I mentioned to you the other day that your posts had me reconsidering my position. One of the facets of the trade deal that I thought still might give it legs to stand on was Obama's commitment to human rights globally. But if there is political manipulation occurring to make it appear that TPP partner nations pass the smell test, then that's unacceptable.

I mean, if FIFA is pulling an event in Malaysia because the country is led by a bunch of bad actors, then that's really saying something, seeing a FIFA has long been known for corruption!

 

cali

(114,904 posts)
2. I don't mean to be doing that. And the FIFA event is the least of it.
Fri Aug 19, 2016, 12:16 PM
Aug 2016

It's that the SD upgraded Malaysia's human rights record rating for blatantly political reasons- to ensure its inclusion in the TPP. What is so sad and infuriating to me, is that human rights are degrading badly in Malaysia since the SD upgraded its record last year.

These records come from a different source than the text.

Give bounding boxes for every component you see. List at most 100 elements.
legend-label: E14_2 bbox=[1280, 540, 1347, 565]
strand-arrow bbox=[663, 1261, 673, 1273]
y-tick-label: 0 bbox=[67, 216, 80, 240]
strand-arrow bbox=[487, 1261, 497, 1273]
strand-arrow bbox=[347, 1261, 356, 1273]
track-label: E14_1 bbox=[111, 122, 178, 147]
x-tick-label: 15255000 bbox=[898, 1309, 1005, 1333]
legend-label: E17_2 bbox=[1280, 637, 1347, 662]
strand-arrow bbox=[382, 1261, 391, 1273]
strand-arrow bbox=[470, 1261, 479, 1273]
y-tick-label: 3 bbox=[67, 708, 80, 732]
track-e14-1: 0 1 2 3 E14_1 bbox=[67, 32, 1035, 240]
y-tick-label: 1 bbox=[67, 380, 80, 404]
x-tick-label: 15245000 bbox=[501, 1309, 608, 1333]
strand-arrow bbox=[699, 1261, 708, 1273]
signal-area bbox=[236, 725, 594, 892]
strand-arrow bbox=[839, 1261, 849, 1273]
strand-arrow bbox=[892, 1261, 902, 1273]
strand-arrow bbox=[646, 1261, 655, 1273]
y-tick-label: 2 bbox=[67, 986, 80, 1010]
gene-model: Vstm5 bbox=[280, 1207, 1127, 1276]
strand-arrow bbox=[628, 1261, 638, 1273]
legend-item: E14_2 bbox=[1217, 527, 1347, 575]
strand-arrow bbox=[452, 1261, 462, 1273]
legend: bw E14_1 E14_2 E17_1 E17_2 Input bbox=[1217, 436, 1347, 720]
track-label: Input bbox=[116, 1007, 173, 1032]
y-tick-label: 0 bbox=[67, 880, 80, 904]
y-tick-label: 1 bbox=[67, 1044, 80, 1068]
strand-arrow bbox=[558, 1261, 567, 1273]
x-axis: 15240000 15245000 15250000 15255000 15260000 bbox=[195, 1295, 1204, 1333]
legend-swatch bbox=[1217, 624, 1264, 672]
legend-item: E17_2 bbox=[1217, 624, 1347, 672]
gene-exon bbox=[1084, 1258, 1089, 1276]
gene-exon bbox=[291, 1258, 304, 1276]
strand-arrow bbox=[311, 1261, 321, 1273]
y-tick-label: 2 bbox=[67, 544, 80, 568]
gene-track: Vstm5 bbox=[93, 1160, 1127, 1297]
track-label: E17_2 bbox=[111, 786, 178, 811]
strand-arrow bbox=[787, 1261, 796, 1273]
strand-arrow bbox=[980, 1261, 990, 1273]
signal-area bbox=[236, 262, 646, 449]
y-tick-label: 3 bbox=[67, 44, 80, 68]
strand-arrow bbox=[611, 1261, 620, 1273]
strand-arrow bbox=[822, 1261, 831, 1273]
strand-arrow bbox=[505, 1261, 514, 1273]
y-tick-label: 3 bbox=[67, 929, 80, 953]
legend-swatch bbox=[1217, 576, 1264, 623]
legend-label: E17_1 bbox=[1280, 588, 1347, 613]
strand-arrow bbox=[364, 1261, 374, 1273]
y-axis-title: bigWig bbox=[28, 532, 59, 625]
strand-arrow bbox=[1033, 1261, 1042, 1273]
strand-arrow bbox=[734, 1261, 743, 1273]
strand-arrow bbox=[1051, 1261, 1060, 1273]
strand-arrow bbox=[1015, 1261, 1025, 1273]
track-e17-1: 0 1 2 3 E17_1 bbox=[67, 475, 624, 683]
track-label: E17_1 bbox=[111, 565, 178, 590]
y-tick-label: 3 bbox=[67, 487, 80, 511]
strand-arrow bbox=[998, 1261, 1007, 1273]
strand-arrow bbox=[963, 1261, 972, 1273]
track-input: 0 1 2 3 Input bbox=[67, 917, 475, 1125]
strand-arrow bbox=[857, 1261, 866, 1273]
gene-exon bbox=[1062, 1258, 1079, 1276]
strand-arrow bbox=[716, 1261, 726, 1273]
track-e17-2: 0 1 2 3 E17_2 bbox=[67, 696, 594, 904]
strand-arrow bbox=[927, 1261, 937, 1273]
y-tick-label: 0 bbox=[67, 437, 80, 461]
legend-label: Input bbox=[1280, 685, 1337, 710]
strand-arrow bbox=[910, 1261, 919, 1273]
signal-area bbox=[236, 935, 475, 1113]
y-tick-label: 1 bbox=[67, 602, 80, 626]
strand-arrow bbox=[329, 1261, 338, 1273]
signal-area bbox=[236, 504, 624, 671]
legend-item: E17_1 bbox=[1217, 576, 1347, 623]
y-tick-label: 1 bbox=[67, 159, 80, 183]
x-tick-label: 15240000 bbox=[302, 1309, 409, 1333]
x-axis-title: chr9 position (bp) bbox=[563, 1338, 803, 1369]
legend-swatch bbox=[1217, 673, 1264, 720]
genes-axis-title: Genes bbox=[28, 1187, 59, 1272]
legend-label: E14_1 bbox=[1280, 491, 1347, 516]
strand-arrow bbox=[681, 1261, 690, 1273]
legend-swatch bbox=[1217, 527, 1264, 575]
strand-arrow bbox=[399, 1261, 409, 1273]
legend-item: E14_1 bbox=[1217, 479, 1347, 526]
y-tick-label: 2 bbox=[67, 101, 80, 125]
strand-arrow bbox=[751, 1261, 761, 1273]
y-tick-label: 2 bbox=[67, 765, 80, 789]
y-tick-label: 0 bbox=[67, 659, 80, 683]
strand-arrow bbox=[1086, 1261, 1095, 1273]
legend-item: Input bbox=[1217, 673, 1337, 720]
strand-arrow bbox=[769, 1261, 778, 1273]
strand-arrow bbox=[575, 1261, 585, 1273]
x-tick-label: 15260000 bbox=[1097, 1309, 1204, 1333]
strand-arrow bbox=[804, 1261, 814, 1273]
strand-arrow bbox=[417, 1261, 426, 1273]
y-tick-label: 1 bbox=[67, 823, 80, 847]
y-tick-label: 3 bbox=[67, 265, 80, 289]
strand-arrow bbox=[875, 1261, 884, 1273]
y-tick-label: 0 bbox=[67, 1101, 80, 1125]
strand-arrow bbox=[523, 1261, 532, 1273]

The facts speak for themselves.

True Dough

(17,302 posts)
3. Don't get me wrong
Fri Aug 19, 2016, 01:07 PM
Aug 2016

You're doing a service by linking to these articles and adding your opinion. I just had hopes of finding legitimate reasons why the TPP is a worthy deal since President Obama is firmly behind it.

But those reasons are vaporizing every day...

Response to cali (Reply #2)

 

cali

(114,904 posts)
5. kick. this should be a scandal. It's unexceptable that the SD
Fri Aug 19, 2016, 02:20 PM
Aug 2016

uprated Malaysia's human rights record when it is getting worse not better- and it certainly had NOT improved when they uprated it, according to the Department's own data.